Continuare ad insistere su questa visione ideologica degli opposti imperialismi non fa che renderci incomprensibili alle masse dei nostri paesi che di fronte a tutta questa morte e distruzione considerano ogni limite, ogni rigidità imposta al piano israelo-statunitense qualcosa di positivo e a renderci ostili gran parte delle masse del sud del mondo che misurano quotidianamente sulla propria pelle cosa vuol dire questo modo di agire dell’imperialismo USA.

Se è fondamentale l’adagio “i popoli si liberano da soli” allora bisogna sostenere le traiettorie che creano le condizioni per cui ciò sia possibile e questo significa opporsi con determinazione al genocidio palestinese, al progetto USA sulla regione ed ai nostri governi che supportano questo progetto.

Come successo dopo il 7 ottobre, sull’Ucraina lasciamo perdere, il riflesso condizionato di una parte del movimento è quella di prendere le distanze e far distinguo, crearsi un cantuccio etico da cui poter dire “guardate ci siamo anche noi”. Questo crea innanzitutto un ghetto in cui ci si parla solo tra simili e poi un’immobilità che danneggia la mobilitazione e crea confusione. In secondo luogo si avalla indirettamente la “coscienza occidentale” sul fatto che siamo la parte giusta del mondo, in cui ci sono più diritti e democrazia. Le soggettività antagoniste, ma le masse popolari occidentali tutte, non hanno che da guadagnare nell’incepparsi della macchina del dominio e del profitto occidentale. Non hanno niente da guadagnare di fronte al disfacimento degli stati che vi si oppongono, anche se questi non sono socialisti. Il progetto statunitense per tutti coloro che alzano la testa è lo schema siriano, libico ed iracheno, non solo per il Medio Oriente.
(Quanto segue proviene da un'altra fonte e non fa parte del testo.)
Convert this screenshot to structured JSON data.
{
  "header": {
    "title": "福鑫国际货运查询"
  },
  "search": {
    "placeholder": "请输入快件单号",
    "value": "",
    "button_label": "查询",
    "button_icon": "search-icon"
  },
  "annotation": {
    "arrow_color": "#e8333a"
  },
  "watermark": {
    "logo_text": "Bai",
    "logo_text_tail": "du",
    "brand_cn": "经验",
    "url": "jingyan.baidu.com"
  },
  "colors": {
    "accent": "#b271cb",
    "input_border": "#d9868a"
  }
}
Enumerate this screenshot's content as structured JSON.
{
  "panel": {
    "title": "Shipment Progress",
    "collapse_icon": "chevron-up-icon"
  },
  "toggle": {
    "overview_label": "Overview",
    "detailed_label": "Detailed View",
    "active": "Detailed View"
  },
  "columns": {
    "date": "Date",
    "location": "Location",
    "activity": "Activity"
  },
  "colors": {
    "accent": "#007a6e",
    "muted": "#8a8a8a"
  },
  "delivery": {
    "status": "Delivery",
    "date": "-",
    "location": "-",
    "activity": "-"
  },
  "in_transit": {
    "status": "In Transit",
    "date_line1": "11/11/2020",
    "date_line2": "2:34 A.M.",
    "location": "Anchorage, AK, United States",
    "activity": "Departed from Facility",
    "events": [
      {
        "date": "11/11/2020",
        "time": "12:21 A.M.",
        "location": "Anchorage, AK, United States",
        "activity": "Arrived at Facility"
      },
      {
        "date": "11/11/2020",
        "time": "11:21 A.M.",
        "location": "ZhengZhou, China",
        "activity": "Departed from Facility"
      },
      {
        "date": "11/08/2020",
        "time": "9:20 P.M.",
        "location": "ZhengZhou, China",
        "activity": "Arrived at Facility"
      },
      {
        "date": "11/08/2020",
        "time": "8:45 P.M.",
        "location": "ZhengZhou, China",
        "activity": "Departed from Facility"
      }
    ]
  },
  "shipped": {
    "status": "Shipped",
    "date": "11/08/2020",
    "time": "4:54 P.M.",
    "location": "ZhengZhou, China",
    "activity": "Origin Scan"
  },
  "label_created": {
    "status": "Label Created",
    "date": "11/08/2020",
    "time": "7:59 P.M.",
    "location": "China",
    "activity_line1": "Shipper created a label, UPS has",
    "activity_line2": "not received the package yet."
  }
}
Per capire che Hamas e la resistenza palestinese rappresentavano la sola opzione in campo contro Israele e i suoi progetti ci sono voluti mesi di distinguo e dibattiti imbarazzanti, che si sono taciuti solo di fronte all’enormità del genocidio sui palestinesi. Ora ci sarà bisogno di vedere Teheran rasa al suolo, la sua popolazione sterminata, magari il disastro nucleare, per capire come il fatto che siano in grado di resistere all’aggressione sionista è ossigeno per i popoli mediorientali e per chi in occidente si batte contro il genocidio?